In "Even Cowgirls get the Blues" erzählt er die Geschichte von Sissy Hankshaw, einer jungen Frau, die es mit ihrer körperlichen Abnormität wahrscheinlich auch im Zirkus hätte zu etwas bringen können. Da Mutter Natur sie mit zwei überdimensionalen Daumen ausgestattet hat, beschloß Sissy noch als Jugendliche, aus dieser Gabe das Naheliegendste zu machen und leidenschaftliche Tramperin zu werden. Mit Erfolg, denn wo immer sie ihre Riesen-Daumen in den Wind hält, steigen Autofahrer wie hypnotisiert sofort auf die Bremse. Dabei ist Trampen für Sissy nicht nur eine preisgünstige Art der Fortbewegung. sondern das, was man gemeinhin Lebensinhalt nennt.
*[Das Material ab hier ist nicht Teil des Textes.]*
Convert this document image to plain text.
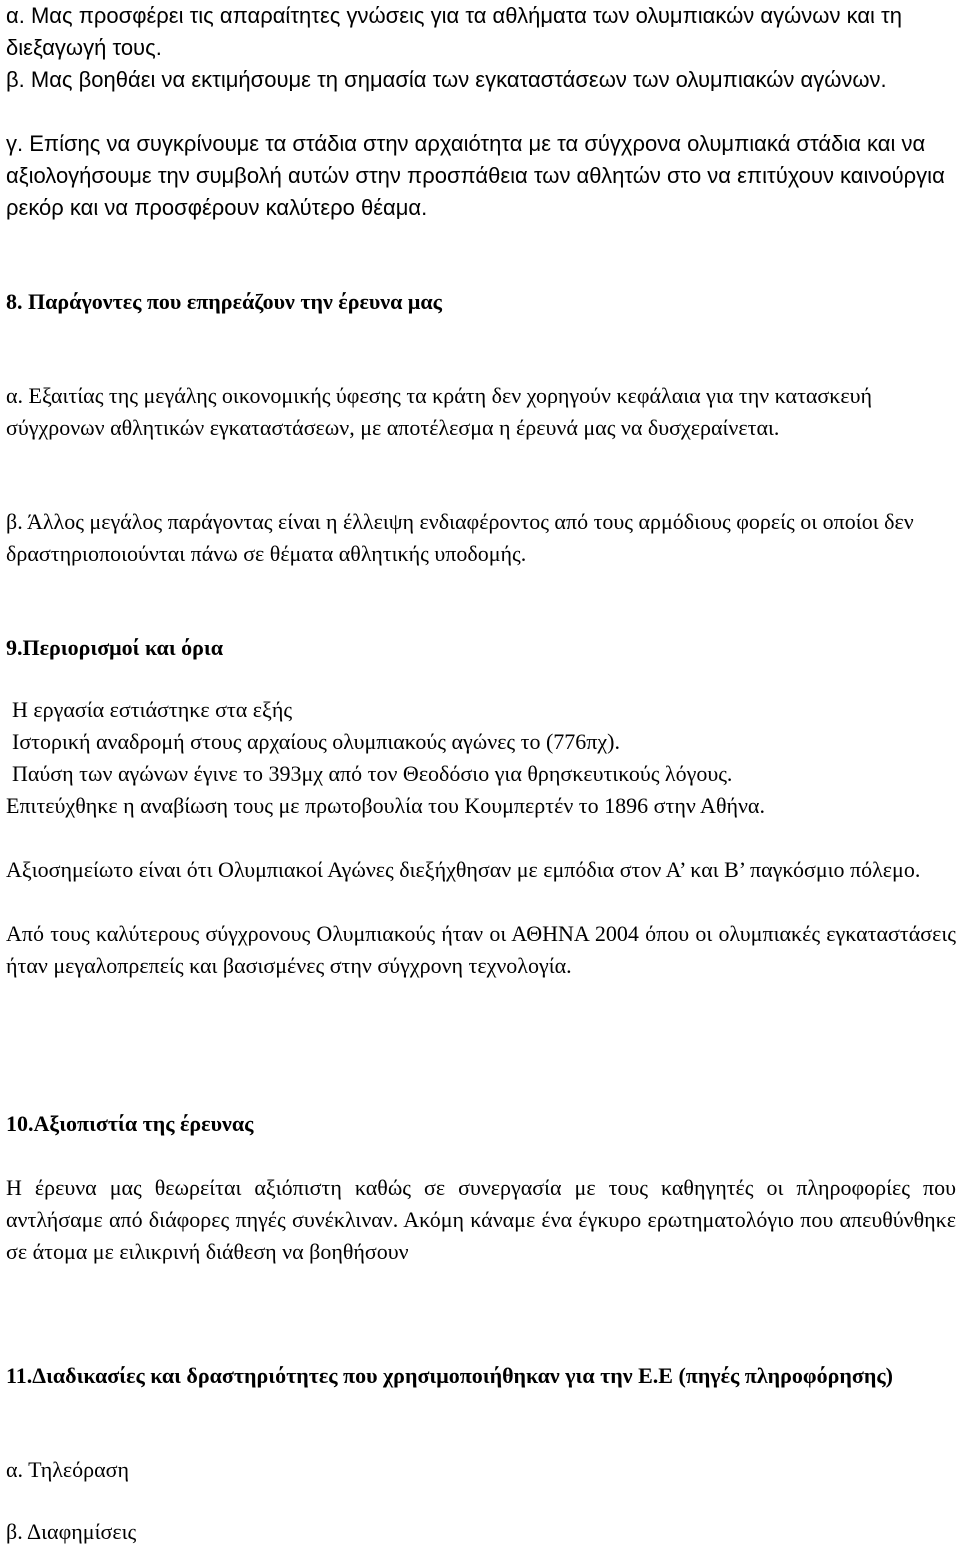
α. Μας προσφέρει τις απαραίτητες γνώσεις για τα αθλήματα των ολυμπιακών αγώνων και τη διεξαγωγή τους.

β. Μας βοηθάει να εκτιμήσουμε τη σημασία των εγκαταστάσεων των ολυμπιακών αγώνων.

γ. Επίσης να συγκρίνουμε τα στάδια στην αρχαιότητα με τα σύγχρονα ολυμπιακά στάδια και να αξιολογήσουμε την συμβολή αυτών στην προσπάθεια των αθλητών στο να επιτύχουν καινούργια ρεκόρ και να προσφέρουν καλύτερο θέαμα.

8. Παράγοντες που επηρεάζουν την έρευνα μας

α. Εξαιτίας της μεγάλης οικονομικής ύφεσης τα κράτη δεν χορηγούν κεφάλαια για την κατασκευή σύγχρονων αθλητικών εγκαταστάσεων, με αποτέλεσμα η έρευνά μας να δυσχεραίνεται.

β. Άλλος μεγάλος παράγοντας είναι η έλλειψη ενδιαφέροντος από τους αρμόδιους φορείς οι οποίοι δεν δραστηριοποιούνται πάνω σε θέματα αθλητικής υποδομής.

9.Περιορισμοί και όρια

Η εργασία εστιάστηκε στα εξής

Ιστορική αναδρομή στους αρχαίους ολυμπιακούς αγώνες το (776πχ).

Παύση των αγώνων έγινε το 393μχ από τον Θεοδόσιο για θρησκευτικούς λόγους.

Επιτεύχθηκε η αναβίωση τους με πρωτοβουλία του Κουμπερτέν το 1896 στην Αθήνα.

Αξιοσημείωτο είναι ότι Ολυμπιακοί Αγώνες διεξήχθησαν με εμπόδια στον Α’ και Β’ παγκόσμιο πόλεμο.

Από τους καλύτερους σύγχρονους Ολυμπιακούς ήταν οι ΑΘΗΝΑ 2004 όπου οι ολυμπιακές εγκαταστάσεις ήταν μεγαλοπρεπείς και βασισμένες στην σύγχρονη τεχνολογία.

10.Αξιοπιστία της έρευνας

Η έρευνα μας θεωρείται αξιόπιστη καθώς σε συνεργασία με τους καθηγητές οι πληροφορίες που αντλήσαμε από διάφορες πηγές συνέκλιναν. Ακόμη κάναμε ένα έγκυρο ερωτηματολόγιο που απευθύνθηκε σε άτομα με ειλικρινή διάθεση να βοηθήσουν

11.Διαδικασίες και δραστηριότητες που χρησιμοποιήθηκαν για την Ε.Ε (πηγές πληροφόρησης)

α. Τηλεόραση

β. Διαφημίσεις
Wenn sie ein Taxi besteigen soll - Personenbeförderung also gegen Entgeld -, wird ihr schlecht, und nach ein paar Tagen an einem Ort wird sie von einem schmerzhaften Kribbeln in ihren Daumen befallen. Nur wenn sie Geldnöte plagen, verdingt sie sich bei ihrem väterlichen Freund, dem Transvestiten "The Countess" (brillant: John Hurt) als Model für weibliche Hygiene-Artikel. Im Rahmen eines solchen Jobs landet Sissy auf der Rubber Rose Ranch, einer Schönheitsfarm, auf der in erster Linie verfettete Wohlstandsdamen ihre Pfunde loswerden wollen. Neben einem albernen Werbespot beschert ihr der Aufenthalt auch die Bekanntschaft mit einer Reihe von lesbischen Cowgirls, die gerade den Aufstand gegen die Betreiber der Ranch proben. In ihre Anführerin Bonanza Jellybean verliebt sich Sissy. Was sonst noch vorkommt? Schwärme von Kranichen, die an Drogen Gefallen finden, ein weiser chinesischer Einsiedler und eine Polizei, die die Ranch der aufständischen Frauen belagert, als handle es sich ums Weiße Haus.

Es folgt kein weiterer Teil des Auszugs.